President Karzai has called for these sanctuaries in Pakistan to be closed off. “The war against terrorism is not in Afghan villages, the war against terrorism is elsewhere, and that’s where the war should go,” he told the New York Times. Last year was Afghanistan’s bloodiest year since 2001, when the U.S.-led forces entered the country. A number of policy experts in the United States, including the leading Democratic presidential candidates, have called for more troops in Afghanistan to fight the insurgency, but some experts are skeptical that greater numbers will be more effective. “No matter how many more troops you add into Afghanistan, you won’t really be able to get at the root of the problem” (PBS), says Barnett Rubin of New York University. Rubin says more troops cannot affect the regional situation, which gives the Taliban sanctuary in Pakistan.

Increased instability, in part due to a growing terrorist presence in the tribal lands, has also led to an increase in violence within the rest of Pakistan. Russ Travers, deputy director of the U.S. National Counterterrorism Center, said terrorist attacks in Pakistan doubled from 2006 to 2007, and the number of deaths and injuries in these attacks quadrupled.

Washington is skeptical (RFE/RL) of the Pakistani government’s strategy of pursuing peace deals with the militants in the tribal areas. The accord under consideration calls for an end to militant activity and an exchange of prisoners in return for the gradual withdrawal of the Pakistani military from part of the tribal areas. The troop withdrawal clause is problematic for the Pakistani government, as well as the United States, and experts say it has led to a stalemate in negotiations.
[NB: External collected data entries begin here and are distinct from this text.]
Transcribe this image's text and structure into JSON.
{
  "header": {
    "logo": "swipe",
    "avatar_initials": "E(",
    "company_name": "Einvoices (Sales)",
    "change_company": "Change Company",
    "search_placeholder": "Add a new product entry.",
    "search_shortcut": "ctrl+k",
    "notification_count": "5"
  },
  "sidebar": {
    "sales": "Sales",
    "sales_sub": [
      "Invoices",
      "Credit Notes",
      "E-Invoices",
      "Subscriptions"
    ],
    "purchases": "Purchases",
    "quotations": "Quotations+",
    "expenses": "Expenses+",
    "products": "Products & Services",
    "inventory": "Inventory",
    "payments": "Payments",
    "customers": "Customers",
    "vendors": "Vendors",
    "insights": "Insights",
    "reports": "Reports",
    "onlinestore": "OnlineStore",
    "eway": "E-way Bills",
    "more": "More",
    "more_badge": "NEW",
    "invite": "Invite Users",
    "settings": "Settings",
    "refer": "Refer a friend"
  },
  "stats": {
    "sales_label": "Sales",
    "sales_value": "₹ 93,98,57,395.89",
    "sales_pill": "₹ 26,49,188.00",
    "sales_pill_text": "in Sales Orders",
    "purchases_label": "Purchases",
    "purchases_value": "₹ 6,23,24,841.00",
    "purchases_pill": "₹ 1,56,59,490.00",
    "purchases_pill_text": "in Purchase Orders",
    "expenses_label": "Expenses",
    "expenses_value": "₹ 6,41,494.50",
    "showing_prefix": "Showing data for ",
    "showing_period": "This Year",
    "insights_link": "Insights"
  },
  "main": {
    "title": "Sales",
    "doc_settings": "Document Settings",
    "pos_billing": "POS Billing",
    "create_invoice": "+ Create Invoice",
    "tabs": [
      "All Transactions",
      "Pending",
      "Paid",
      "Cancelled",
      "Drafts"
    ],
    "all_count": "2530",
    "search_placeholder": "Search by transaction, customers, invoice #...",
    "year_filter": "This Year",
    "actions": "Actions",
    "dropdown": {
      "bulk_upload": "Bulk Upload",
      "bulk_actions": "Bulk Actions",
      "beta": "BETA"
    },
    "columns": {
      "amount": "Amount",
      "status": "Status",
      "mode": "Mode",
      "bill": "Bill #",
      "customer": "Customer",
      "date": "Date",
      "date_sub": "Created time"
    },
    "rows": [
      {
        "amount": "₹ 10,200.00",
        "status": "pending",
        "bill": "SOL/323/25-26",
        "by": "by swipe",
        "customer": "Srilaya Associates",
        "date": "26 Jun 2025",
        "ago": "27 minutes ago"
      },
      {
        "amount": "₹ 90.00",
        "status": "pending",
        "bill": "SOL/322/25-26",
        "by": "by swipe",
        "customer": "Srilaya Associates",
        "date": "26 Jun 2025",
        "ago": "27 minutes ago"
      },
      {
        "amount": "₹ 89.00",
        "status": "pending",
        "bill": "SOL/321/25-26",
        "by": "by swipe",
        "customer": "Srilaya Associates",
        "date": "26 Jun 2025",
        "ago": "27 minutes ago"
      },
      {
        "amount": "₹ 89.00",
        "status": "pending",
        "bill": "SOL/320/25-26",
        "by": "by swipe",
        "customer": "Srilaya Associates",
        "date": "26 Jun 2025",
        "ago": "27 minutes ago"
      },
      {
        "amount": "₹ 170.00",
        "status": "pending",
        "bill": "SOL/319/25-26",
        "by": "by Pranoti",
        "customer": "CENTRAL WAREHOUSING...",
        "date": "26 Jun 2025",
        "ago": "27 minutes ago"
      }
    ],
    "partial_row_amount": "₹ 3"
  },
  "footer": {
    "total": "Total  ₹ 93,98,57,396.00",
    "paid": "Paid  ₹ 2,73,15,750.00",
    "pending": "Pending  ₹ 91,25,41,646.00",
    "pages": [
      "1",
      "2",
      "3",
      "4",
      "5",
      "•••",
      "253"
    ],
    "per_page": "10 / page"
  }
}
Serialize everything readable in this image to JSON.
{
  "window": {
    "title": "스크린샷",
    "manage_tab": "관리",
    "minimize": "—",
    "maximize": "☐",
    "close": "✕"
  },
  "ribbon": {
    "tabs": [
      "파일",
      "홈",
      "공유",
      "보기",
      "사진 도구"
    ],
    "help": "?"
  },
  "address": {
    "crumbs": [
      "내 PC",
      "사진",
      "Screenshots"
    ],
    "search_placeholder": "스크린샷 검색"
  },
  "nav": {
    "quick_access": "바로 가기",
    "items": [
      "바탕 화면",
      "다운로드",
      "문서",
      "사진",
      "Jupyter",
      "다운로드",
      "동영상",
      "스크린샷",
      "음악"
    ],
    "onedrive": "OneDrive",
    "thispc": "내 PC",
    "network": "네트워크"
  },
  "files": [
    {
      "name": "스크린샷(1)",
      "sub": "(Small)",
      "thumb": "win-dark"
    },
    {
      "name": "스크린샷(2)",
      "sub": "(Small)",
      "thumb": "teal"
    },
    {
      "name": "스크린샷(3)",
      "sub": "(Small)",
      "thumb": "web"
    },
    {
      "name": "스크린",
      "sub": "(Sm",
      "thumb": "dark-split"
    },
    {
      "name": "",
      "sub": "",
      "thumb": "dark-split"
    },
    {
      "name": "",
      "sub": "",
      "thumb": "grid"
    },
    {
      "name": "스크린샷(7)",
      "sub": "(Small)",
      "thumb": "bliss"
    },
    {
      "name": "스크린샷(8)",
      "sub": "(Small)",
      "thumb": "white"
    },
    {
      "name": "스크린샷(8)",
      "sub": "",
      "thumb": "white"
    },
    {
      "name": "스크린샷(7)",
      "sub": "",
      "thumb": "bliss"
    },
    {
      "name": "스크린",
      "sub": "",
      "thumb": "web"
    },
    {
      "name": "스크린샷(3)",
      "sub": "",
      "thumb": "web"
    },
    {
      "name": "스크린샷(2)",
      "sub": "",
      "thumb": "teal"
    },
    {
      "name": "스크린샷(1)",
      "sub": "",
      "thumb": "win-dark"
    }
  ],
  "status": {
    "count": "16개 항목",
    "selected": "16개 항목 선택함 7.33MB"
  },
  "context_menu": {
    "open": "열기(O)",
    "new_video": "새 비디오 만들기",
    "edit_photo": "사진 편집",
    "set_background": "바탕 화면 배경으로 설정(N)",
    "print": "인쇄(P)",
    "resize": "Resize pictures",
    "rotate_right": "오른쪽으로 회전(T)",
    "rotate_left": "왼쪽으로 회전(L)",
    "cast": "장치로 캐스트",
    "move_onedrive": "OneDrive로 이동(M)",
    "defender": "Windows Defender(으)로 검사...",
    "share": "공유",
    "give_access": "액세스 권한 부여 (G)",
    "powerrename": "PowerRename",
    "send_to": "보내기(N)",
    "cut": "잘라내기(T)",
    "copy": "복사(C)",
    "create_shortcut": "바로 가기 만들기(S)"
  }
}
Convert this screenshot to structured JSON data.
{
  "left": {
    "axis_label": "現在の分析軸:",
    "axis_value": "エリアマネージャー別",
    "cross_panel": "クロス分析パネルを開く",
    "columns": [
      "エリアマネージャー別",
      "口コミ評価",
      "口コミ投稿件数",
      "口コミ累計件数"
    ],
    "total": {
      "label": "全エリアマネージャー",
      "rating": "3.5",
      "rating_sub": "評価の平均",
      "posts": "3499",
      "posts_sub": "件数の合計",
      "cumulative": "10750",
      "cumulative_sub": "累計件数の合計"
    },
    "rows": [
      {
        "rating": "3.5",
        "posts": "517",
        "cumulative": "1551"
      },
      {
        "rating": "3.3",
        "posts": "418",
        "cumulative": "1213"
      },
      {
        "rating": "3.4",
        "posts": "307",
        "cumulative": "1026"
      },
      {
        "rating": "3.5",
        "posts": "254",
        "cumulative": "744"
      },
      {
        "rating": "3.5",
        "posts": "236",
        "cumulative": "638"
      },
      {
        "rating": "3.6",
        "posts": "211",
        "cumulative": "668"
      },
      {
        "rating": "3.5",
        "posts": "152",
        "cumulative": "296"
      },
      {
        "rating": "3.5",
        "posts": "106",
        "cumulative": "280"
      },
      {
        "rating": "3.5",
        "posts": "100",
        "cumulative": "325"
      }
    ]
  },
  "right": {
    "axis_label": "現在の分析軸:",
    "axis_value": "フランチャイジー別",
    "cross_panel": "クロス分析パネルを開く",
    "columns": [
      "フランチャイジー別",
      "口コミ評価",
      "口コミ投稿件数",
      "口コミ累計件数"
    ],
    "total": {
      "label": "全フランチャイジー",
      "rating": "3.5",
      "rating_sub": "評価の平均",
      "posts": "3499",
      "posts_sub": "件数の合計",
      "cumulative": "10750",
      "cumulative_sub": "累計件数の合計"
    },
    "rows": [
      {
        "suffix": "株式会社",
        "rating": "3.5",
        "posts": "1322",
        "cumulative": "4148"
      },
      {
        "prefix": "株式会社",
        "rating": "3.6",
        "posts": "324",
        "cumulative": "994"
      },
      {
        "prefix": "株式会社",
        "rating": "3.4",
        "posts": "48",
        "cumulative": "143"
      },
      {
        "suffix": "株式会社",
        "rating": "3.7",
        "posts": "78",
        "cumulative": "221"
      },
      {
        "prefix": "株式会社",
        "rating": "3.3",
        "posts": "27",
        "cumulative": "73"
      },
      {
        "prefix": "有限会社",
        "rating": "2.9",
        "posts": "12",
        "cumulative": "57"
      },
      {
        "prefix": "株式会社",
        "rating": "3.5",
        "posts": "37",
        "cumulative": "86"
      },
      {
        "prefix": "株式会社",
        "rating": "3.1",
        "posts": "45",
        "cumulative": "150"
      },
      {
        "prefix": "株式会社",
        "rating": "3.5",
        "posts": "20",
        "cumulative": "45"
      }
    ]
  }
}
Analysts note that the prospective deal is limited (NPR); while it seeks to stop Taliban attacks against the Pakistani forces, it does not stop the militants from crossing the border and targeting NATO forces in Afghanistan. Meanwhile, the Bush administration faces increasing scrutiny on its Pakistan policy. An April 2008 report by the Government Accountability Office, an investigative arm of U.S. Congress, said the United States lacked a comprehensive plan to destroy the terrorist threat in Pakistan’s border region.

Several Pakistan experts and U.S. officials have pointed to the failure of past peace deals to argue against the ongoing talks. But, in a Washington Post op-ed, Pakistan’s new Prime Minister, Yousaf Raza Gillani, called these comparisons “erroneous.” Newsweek columnist Michael Hirsh argues the Bush administration should embrace Islamabad’s post-Musharraf strategy. He writes that the new Pakistani government is betting on what U.S. officials would identify as a classic counterinsurgency strategy—one they have adopted for Sunni insurgects in Iraq: “deploying the military while winning hearts and minds by pouring aid into the tribal regions where extremists hide out.”